The Working Performance and Mechanical Strength of Reactive Powder Concrete with the CO2 Curing Method on the Surface of Secondary Aluminum Ash

Abstract

Secondary aluminum ash (SAA) is a common waste that, without reasonable treatment, results in pollution to the environment. A large amount of CO2 is emitted by human activities every day. If the CO2 cannot be treated in a timely manner, it will accelerate the greenhouse effect and pollute the environment. The CO2 curing on the surface of SAA can reduce excess CO2 emissions while improving the performance of the SAA. The application of CO2-cured SAA can simultaneously consume the emitted CO2 and solidify the SAA. In this article, the effect of CO2-cured secondary aluminum ash on the rheological properties, the initial setting time, the flexural strength (ft), the compressive strength (fcu) of reactive powder concrete (RPC), and the corresponding dry shrinkage rate (DSR) are investigated.

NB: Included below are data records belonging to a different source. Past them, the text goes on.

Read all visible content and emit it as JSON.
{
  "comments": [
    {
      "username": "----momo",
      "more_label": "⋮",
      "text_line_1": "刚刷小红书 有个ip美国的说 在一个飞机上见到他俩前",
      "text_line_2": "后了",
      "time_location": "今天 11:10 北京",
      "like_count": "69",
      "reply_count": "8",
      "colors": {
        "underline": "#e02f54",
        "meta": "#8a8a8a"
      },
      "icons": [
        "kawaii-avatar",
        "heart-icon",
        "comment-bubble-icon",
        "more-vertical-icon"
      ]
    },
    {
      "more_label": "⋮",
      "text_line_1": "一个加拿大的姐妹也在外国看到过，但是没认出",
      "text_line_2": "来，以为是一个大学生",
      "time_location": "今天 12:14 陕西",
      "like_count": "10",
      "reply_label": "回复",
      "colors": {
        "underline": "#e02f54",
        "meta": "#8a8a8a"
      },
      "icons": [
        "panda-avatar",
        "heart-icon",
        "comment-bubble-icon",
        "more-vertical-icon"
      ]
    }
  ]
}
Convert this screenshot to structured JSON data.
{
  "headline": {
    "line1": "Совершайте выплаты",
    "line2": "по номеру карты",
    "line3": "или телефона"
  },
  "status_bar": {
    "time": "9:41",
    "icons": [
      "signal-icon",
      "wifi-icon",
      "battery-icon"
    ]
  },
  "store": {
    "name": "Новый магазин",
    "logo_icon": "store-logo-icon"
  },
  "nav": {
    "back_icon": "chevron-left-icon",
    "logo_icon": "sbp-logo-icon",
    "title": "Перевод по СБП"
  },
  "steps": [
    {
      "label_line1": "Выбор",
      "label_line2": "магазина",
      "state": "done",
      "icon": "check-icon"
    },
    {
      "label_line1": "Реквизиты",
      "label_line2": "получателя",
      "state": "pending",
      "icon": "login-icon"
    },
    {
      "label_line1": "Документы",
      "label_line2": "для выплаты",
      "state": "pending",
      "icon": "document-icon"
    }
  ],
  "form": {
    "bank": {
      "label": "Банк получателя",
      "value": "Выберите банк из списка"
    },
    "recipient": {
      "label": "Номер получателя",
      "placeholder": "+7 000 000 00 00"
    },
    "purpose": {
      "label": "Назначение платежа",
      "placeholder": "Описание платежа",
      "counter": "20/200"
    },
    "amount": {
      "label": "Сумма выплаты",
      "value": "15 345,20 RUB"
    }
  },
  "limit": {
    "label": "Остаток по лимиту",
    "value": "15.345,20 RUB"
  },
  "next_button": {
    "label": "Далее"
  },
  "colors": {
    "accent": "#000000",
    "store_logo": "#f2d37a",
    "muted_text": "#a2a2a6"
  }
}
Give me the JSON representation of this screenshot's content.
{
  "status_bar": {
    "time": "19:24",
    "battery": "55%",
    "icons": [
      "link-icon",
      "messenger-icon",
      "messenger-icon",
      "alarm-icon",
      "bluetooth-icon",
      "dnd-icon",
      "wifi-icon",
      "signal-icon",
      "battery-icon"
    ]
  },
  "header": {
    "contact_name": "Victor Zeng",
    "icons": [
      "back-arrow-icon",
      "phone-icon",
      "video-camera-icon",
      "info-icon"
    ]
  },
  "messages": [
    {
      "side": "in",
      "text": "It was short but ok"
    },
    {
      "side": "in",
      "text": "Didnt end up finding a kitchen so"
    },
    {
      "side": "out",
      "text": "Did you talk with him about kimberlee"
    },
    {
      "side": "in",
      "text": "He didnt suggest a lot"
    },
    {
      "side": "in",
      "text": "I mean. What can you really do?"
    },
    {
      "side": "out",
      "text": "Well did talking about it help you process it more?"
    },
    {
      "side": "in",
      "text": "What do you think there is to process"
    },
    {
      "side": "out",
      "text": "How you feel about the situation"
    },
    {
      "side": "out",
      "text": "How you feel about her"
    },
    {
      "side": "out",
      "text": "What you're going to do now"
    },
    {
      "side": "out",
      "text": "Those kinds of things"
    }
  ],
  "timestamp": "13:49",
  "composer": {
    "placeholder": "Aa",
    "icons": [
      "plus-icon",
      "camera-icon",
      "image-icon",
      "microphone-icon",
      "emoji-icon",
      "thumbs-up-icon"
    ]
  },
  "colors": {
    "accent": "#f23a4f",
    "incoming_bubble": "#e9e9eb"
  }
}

Meanwhile, the capillary water absorption, the chloride ion migration coefficient (CMC), and the carbonization depth of RPC are determined. Scanning electron microscope (SEM) and the X-ray diffraction spectrum curves are selected to reveal the mechanism of the macro performance. Results indicate that CO2-cured secondary aluminum ash can increase the fluidity and decrease the plastic viscosity of fresh RPC. The initial setting time is increased by the CO2 curing. CO2-cured secondary aluminum ash can increase the ft and fcu by (0%~26.3% and 0% to 68.7%), respectively. The DSR is increased by adding secondary aluminum ash with an increasing rate of 0% to 91.3%. The capillary water absorption of RPC increases in the form of a linear function. The CMC and the carbonization depth of RPC are decreased by adding the CO2-cured secondary aluminum ash with decreasing rates of 0%~46.7% and 0%~45.7%. The CO2-cured secondary aluminum ash can make the hydration more compact and increased increase the hydration products (Ca(OH)2).